Nie uświadamiał sobie tego, że Sasza mógł mieć wielkie znaczenie jeszcze w związku z czymś innym, ale Christer, przyjaciel wszystkich żywych stworzeń, myślał o doli pieska, który nikomu nie wyrządził przecież krzywdy.
Tym razem wolał nie ryzykować żadnej sztuczki z czapką-niewidką, musiał przystąpić do dzieła z większym realizmem. Dziś wieczorem… Chcieli zabić Saszę jeszcze dziś wieczorem?
Nie wolno da tego dopuścić!
Obszedł posiadłość Backmanów dookoła i zatrzymał się przy wysokim drewnianym płocie, oddzielającym znajdującą się za domem część ogrodu od ulicy. Bez większego trudu podskoczył i złapał rękoma krawędź płotu; szczęśliwie nikt nie widział go zawieszonego tak w pół drogi między niebem a ziemią. Podciągnął się i w jednej chwili znalazł się po drugiej stronie ogrodzenia, najwyraźniej w sadzie, trawa pokryta była tu bowiem dywanem opadłych płatków kwiatów jabłoni.
Na razie mu się udało. Ale w jaki sposób dostanie się do domu, jak się wydawało, pełnego ludzi?
Kiedy tak stał, zastanawiając się, jaki następny krok powinien podjąć, otworzyły się drzwi werandy i wyszła dziewczyna.
Christer nie widział pieska, ale ze zniecierpliwionego tonu panny i jej słów wynikało, że pies wymknął się przez otwarte drzwi.
– Wracaj do środka! Szybko! Wracaj!
Rozległo się wołanie pani Backman. Dziewczyna odpowiedziała coś i weszła do domu.
Czy piesek także za nią pobiegł?
Christer musiał zaryzykować. Pochylony jak najniżej przy ziemi pomknął przez ogród i ukrył się za balustradą werandy.
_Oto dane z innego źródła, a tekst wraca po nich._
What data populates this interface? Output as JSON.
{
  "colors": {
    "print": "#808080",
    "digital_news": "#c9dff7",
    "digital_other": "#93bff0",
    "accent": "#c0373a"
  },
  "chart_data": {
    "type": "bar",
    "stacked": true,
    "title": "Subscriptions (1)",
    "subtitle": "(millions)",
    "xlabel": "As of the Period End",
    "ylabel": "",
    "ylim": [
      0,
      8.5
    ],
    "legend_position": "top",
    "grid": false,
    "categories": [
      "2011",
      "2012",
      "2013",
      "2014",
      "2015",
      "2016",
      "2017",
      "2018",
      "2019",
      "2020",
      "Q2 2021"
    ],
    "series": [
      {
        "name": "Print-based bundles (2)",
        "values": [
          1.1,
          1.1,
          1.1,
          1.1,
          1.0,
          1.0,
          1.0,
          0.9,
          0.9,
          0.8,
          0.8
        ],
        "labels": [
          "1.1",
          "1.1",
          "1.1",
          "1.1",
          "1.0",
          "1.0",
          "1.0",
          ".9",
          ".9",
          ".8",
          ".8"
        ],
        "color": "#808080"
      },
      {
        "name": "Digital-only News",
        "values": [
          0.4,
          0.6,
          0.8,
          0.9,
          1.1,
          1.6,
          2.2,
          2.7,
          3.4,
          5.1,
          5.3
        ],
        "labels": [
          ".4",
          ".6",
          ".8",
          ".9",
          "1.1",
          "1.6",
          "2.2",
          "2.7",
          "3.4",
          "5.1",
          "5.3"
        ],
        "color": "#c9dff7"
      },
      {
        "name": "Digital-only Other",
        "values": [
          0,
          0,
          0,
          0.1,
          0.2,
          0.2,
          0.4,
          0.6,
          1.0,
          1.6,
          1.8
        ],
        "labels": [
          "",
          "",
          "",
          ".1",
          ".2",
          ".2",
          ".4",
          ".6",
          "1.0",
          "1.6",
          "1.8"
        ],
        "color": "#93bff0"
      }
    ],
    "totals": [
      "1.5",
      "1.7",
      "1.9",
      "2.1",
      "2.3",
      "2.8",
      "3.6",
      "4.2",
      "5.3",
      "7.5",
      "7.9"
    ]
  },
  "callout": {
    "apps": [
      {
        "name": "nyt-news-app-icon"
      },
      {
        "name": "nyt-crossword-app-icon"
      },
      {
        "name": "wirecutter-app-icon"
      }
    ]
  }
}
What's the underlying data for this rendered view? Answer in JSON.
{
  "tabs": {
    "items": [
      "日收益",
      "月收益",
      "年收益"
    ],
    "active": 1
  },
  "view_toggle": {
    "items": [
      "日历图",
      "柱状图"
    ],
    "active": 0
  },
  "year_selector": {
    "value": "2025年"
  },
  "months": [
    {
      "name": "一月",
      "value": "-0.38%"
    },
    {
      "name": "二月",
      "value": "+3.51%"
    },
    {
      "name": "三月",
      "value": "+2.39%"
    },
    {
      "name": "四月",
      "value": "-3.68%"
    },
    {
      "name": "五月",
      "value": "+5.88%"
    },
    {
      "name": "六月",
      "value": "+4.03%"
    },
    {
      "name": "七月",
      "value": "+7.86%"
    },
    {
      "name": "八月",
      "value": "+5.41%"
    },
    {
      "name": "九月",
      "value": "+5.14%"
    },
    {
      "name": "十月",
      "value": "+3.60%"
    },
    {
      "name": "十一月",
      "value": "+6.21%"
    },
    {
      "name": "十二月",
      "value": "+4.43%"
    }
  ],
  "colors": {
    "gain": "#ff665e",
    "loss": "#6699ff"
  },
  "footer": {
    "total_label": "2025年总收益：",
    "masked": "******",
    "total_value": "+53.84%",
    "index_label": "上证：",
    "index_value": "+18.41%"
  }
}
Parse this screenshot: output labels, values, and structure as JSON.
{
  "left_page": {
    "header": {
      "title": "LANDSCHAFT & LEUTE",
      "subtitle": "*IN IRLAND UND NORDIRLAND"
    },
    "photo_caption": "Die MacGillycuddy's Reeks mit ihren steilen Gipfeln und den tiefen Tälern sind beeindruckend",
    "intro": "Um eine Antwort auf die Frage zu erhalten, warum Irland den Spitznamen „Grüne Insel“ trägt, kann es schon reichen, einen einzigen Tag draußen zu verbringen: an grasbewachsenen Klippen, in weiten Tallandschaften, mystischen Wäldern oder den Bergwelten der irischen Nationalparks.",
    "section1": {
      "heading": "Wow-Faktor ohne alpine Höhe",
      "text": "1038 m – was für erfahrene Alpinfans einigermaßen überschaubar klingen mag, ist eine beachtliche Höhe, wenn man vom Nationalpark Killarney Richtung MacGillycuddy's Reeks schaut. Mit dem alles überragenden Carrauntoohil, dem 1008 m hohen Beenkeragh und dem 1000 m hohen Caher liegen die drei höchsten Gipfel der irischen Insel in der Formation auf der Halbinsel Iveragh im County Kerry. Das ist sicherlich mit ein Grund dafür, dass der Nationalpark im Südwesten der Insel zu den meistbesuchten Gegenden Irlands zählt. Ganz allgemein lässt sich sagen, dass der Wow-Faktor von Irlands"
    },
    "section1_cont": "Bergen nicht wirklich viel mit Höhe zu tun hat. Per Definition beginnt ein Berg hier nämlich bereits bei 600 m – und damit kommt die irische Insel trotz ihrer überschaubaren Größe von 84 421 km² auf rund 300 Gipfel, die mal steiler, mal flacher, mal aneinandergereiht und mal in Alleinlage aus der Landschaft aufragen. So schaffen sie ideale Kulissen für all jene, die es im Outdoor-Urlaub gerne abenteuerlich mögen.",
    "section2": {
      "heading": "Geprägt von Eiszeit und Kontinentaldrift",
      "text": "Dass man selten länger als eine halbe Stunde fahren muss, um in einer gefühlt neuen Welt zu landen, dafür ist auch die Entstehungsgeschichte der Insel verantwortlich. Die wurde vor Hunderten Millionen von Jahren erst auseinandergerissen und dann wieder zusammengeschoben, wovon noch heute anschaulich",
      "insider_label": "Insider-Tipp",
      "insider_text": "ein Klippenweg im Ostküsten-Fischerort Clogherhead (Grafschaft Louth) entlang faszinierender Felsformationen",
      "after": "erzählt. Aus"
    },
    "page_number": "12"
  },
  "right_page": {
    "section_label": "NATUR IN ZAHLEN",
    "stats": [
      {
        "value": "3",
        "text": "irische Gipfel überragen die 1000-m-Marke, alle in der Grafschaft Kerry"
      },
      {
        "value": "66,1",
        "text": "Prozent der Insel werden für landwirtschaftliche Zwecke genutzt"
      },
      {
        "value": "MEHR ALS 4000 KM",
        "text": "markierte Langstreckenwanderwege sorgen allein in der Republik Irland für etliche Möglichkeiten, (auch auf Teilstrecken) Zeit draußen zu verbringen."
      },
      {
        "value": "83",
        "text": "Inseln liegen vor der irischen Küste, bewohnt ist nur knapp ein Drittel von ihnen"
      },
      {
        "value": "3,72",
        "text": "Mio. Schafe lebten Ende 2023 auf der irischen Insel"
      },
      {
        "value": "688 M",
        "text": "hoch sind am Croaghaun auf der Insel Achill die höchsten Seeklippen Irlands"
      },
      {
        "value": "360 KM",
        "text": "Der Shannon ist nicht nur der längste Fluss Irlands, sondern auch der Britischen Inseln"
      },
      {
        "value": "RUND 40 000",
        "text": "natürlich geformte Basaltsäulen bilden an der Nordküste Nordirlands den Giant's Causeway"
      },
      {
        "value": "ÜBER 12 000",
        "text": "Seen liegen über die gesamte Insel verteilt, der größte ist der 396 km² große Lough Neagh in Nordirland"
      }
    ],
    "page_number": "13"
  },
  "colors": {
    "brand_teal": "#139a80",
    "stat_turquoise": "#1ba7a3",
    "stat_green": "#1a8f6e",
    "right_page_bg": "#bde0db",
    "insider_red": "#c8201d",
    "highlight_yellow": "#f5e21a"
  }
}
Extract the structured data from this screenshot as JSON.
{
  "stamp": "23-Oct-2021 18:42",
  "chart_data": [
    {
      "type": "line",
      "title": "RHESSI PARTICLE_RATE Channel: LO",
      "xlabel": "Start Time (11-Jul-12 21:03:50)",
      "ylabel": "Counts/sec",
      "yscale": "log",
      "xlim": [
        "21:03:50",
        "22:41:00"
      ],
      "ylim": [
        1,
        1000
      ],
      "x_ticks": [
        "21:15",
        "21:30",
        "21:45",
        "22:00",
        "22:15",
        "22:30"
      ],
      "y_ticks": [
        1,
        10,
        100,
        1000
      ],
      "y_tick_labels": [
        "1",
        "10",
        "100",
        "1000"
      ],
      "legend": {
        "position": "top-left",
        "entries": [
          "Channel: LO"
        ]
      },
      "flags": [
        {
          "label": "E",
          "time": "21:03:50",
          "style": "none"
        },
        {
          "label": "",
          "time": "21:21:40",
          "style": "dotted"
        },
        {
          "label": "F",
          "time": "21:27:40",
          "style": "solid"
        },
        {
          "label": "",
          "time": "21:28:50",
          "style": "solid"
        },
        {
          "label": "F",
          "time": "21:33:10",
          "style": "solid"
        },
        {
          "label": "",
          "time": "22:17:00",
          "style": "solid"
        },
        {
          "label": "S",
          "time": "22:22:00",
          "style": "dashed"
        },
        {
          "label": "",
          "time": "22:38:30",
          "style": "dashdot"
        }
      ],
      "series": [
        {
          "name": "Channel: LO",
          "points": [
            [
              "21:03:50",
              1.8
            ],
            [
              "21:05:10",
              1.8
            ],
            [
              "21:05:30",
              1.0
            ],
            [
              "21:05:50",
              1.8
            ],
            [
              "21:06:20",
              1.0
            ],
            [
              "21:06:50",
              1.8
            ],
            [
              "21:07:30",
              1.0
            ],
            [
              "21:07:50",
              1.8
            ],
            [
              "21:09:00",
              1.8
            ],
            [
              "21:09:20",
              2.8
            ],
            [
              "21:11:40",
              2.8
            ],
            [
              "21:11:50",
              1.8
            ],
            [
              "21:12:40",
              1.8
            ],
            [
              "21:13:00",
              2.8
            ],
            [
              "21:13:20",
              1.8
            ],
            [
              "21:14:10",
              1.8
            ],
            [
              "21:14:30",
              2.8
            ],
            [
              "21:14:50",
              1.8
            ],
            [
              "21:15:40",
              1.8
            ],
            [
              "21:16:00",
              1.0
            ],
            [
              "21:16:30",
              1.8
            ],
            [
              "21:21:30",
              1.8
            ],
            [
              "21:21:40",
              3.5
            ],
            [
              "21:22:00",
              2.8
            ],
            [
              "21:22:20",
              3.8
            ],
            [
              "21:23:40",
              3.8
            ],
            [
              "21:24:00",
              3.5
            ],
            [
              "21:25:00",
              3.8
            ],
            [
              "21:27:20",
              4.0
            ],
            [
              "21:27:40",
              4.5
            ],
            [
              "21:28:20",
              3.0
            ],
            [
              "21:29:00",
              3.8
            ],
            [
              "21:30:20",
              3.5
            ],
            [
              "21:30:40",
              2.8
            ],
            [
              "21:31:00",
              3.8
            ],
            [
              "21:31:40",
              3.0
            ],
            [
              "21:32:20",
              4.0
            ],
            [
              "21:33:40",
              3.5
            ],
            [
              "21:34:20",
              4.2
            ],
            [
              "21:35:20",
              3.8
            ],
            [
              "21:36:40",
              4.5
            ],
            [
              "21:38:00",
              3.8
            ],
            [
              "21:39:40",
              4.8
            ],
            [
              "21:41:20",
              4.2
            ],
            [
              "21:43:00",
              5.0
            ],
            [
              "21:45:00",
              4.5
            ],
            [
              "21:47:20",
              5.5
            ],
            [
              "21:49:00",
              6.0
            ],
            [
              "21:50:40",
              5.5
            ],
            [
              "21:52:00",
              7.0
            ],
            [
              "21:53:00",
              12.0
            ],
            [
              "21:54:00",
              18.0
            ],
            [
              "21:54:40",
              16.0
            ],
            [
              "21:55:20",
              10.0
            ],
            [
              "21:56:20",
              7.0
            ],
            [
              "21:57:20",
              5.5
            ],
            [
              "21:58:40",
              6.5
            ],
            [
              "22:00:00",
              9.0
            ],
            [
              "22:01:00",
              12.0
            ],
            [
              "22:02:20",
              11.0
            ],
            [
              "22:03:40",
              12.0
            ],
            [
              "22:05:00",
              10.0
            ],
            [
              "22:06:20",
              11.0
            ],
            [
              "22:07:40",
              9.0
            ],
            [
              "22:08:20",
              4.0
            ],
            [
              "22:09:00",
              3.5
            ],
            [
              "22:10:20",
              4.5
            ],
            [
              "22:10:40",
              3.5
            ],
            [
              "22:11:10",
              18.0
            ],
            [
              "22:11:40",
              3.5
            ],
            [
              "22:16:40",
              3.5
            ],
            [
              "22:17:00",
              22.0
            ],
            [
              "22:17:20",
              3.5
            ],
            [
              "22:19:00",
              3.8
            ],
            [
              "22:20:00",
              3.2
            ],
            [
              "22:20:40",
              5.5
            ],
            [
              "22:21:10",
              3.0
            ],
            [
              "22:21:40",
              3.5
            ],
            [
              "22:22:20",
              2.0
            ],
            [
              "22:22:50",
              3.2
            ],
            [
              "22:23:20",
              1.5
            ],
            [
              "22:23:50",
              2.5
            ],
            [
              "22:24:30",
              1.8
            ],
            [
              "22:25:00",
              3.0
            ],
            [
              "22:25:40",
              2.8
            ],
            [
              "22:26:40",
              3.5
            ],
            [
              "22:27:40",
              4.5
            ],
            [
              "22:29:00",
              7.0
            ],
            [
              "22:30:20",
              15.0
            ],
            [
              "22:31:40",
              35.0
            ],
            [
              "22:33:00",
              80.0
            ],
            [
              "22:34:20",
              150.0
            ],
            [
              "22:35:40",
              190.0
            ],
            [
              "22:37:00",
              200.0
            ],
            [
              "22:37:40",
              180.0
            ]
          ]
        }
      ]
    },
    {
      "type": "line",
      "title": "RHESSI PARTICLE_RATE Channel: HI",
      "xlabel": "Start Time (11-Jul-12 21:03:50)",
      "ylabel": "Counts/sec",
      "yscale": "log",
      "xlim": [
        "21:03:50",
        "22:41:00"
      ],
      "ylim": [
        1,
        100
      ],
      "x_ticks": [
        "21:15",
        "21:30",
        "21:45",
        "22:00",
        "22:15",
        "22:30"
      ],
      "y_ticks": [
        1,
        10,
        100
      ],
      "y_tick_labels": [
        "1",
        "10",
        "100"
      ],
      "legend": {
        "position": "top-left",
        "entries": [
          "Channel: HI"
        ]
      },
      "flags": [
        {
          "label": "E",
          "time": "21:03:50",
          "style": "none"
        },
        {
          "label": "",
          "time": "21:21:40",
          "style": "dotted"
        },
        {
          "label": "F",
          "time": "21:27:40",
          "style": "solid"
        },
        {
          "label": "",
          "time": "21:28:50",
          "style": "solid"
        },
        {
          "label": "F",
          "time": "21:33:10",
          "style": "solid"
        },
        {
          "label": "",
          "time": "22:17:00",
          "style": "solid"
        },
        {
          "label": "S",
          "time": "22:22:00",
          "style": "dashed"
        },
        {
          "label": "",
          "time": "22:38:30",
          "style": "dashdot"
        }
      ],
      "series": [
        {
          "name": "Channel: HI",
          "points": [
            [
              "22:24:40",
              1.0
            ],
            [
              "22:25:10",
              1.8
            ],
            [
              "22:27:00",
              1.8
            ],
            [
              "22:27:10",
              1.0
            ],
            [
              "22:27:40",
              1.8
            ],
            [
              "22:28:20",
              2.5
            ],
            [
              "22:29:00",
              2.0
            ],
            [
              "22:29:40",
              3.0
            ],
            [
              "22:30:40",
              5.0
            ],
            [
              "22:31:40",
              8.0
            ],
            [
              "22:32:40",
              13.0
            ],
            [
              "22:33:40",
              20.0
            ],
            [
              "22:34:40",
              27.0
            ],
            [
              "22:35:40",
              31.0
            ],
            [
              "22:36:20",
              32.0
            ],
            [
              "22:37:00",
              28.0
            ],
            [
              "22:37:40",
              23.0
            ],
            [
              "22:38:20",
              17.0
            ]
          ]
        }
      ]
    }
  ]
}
Gdyby ktoś go teraz zobaczył, to…
Zerknął za balustradę. Pies tam był!
Dostrzegł Christera i cicho warknął.
– Sasza – szepnął chłopak tak przymilnie, jak tylko umiał. – Chodź tu, Sasza! Jestem przyjacielem Magdaleny.
Widać było, że jest to lękliwy piesek. Bał się bicia.
– Biedny maleńki, tacy byli dla ciebie niedobrzy? – łagodnie przemawiał do pieska Christer.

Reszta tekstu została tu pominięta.